How does Svelte differ from other solutions?

To the end user, the biggest difference is speed. Svelte is lighter and faster than alternative solutions because the browser has a lot less work to do (benchmarks coming soon!). Our TodoMVC implementation is just 3.6 kB gzipped, which is tiny.

For the developer, the advantages are more subjective. Svelte has a very simple API and is designed to behave very predictably – for example, the DOM updates synchronously whenever data changes. It has some productivity-boosting features borrowed from Ractive, like scoped styles and computed properties.

One of the nice features about Svelte’s approach is that it’s inherently very easy to adopt incrementally, without a big bang rewrite. Ordinarily if you wanted to move from one framework to another there’d be a transition period during which your app depended on both, which is terrible.

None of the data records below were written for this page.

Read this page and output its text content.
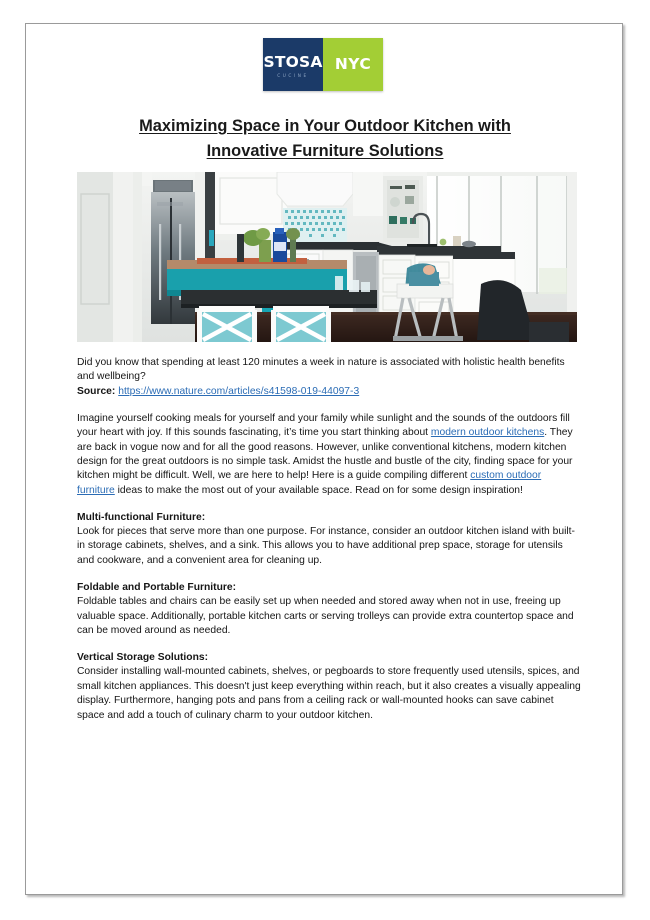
STOSA
CUCINE
NYC
Maximizing Space in Your Outdoor Kitchen with
Innovative Furniture Solutions

Did you know that spending at least 120 minutes a week in nature is associated with holistic health benefits and wellbeing?
Source: https://www.nature.com/articles/s41598-019-44097-3

Imagine yourself cooking meals for yourself and your family while sunlight and the sounds of the outdoors fill your heart with joy. If this sounds fascinating, it’s time you start thinking about modern outdoor kitchens. They are back in vogue now and for all the good reasons. However, unlike conventional kitchens, modern kitchen design for the great outdoors is no simple task. Amidst the hustle and bustle of the city, finding space for your kitchen might be difficult. Well, we are here to help! Here is a guide compiling different custom outdoor furniture ideas to make the most out of your available space. Read on for some design inspiration!

Multi-functional Furniture:
Look for pieces that serve more than one purpose. For instance, consider an outdoor kitchen island with built-in storage cabinets, shelves, and a sink. This allows you to have additional prep space, storage for utensils and cookware, and a convenient area for cleaning up.

Foldable and Portable Furniture:
Foldable tables and chairs can be easily set up when needed and stored away when not in use, freeing up valuable space. Additionally, portable kitchen carts or serving trolleys can provide extra countertop space and can be moved around as needed.

Vertical Storage Solutions:
Consider installing wall-mounted cabinets, shelves, or pegboards to store frequently used utensils, spices, and small kitchen appliances. This doesn't just keep everything within reach, but it also creates a visually appealing display. Furthermore, hanging pots and pans from a ceiling rack or wall-mounted hooks can save cabinet space and add a touch of culinary charm to your outdoor kitchen.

Why did you develop Svelte?

Guilt, partly. The JS community has become hyper-aware in the last two or three months about the cost of shipping too much JavaScript – it’s not just about the download time, it’s also about the parse/eval time, which on mobile has a real impact for a lot of people. As the creator of Ractive, I’d been unwittingly contributing to the problem, just like every framework author.

As soon as I had the idea for Svelte – ‘what if the framework was actually just a compiler?’ – I could barely sleep until I’d written the first proof-of-concept. I don’t think I’ve ever been this excited about one of my projects.

What next?

There’s a huge amount of work still to do – server-side rendering and progressive enhancement, transitions, routing, plus all the documentation and examples that go along with it. We’ll be very busy over the next few weeks.

I’m particularly keen to explore a couple of areas that Svelte opens up – statically analysing CSS in the context of the markup it’s attached to, and WYSIWYG component editors that can create dependency-free widgets and applications. I think there are some tremendous opportunities that only really become practical when you have a zero-runtime framework and template-driven components.

What Svelte does is an example of ‘ahead-of-time’ compilation, or AoT. (It’s not the only framework doing AoT – Angular 2 has also embraced similar techniques – though as far as I know Svelte is the first to take the idea this far.) I’ve seen a huge amount of interest in AoT, and I think there’s a lot of undiscovered territory, and not just in UI. I’m excited to see how that develops.

A lot of people have asked me if Svelte’s techniques could be used with JSX. Unfortunately, other framework authors have reached the same conclusion that I did – because JSX is ‘just JavaScript’, no compiler could ever have the same guarantees about the shape of your app, meaning there will always need to be some runtime reconciliation process. So I think we might see a resurgence of interest in non-JSX approaches to building apps.

What advice would you give to programmers getting into web development?

If you try to learn web development by reading blog posts about new technologies you will drown in information. Instead, find someone who is a bit further along on their programming journey and befriend them. Just build stuff badly – hack it together any way you can – and ask them for help when you need it. Both of you will become better programmers as a result.

Who should I interview next?

Dominic Gannaway – here’s the author of Inferno, which is probably the fastest UI framework in the world. Until Svelte overtakes it, at least.


Thanks for the interview Rich! It’s cool to see how changing the axioms and identifying true problems can lead to new solutions that change the way we think about web development. There is always room for innovation.